Project description:The bacterial phylum Verrucomicrobia was formally described two decades ago and originally believed to be a minor member of many ecosystems; however, it is now recognized as ubiquitous and abundant in both soil and aquatic systems. Nevertheless, knowledge of the drivers of its relative abundance and within-phylum habitat preferences remains sparse, especially in lake systems. Here, we documented the distribution of Verrucomicrobia in 12 inland lakes in Southeastern Michigan, a Laurentian Great Lake (Lake Michigan), and a freshwater estuary, which span a gradient in lake sizes, depths, residence times, and trophic states.
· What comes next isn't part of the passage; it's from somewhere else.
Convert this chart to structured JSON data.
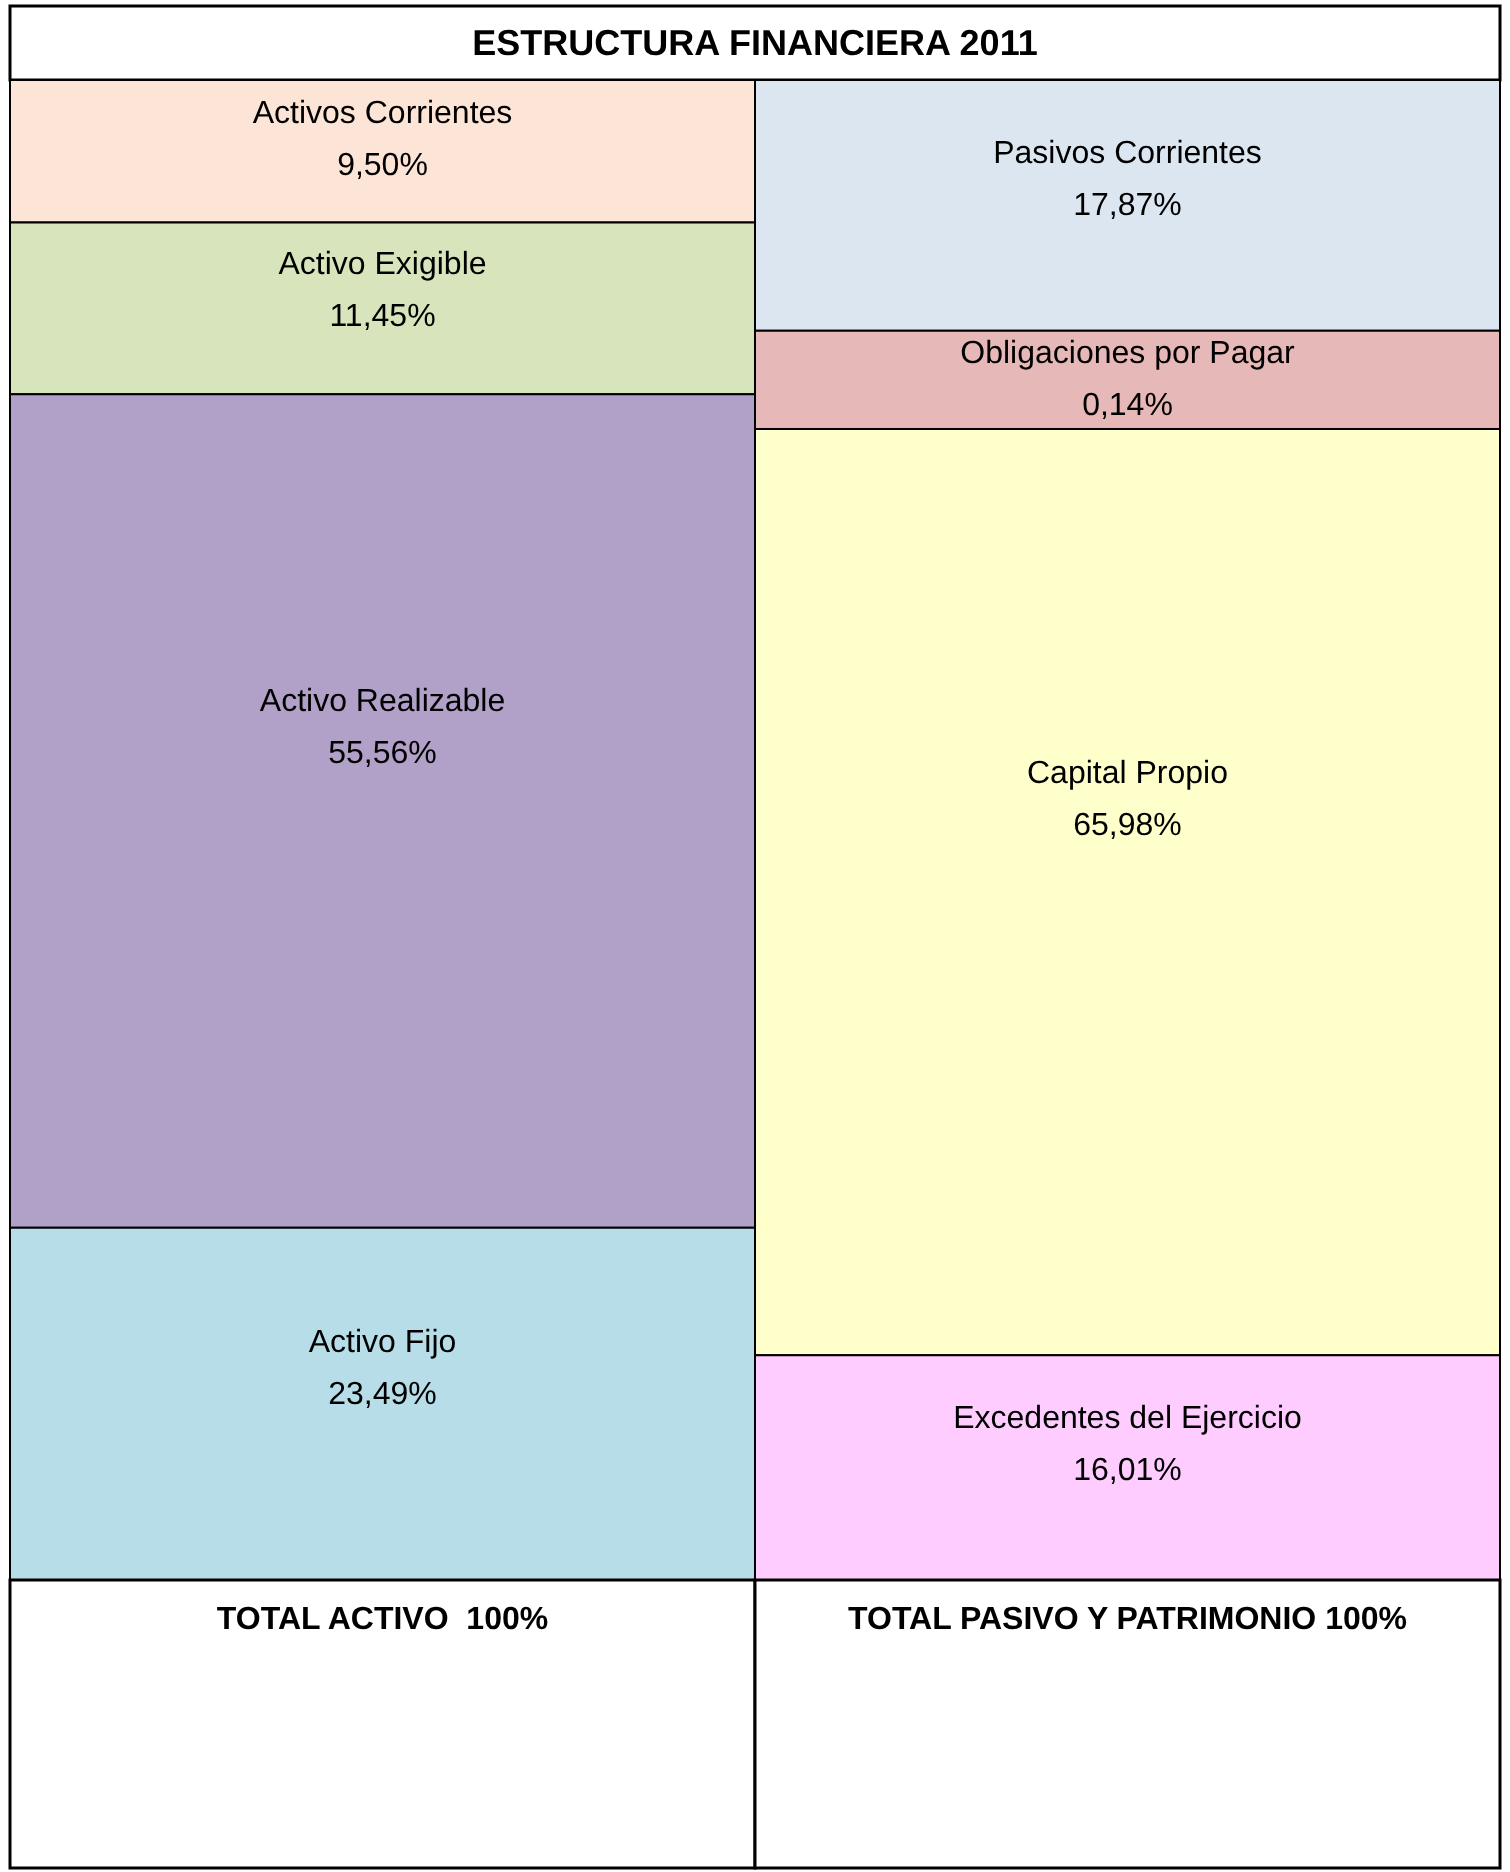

A wide range of physical and geochemical parameters was covered by sampling seasonally from the surface and bottom of each lake, and by separating samples into particle-associated and free-living fractions. On average, Verrucomicrobia was the 4th most abundant phylum (range 1.7-41.7%). Fraction, season, station, and depth explained up to 70% of the variance in Verrucomicrobia community composition and preference for these habitats was phylogenetically conserved at the class-level. When relative abundance was linearly modeled against environmental data, Verrucomicrobia and non-Verrucomicrobia bacterial community composition correlated to similar quantitative environmental parameters, although there were lake system-dependent differences and > 55% of the variance remained unexplained. A majority of the phylum exhibited preference for the particle-associated fraction and two classes (Opitutae and Verrucomicrobiae) were identified to be more abundant during the spring season. This study highlights the high relative abundance of Verrucomicrobia in north temperate lake systems and expands insights into drivers of within-phylum habitat preferences of the Verrucomicrobia.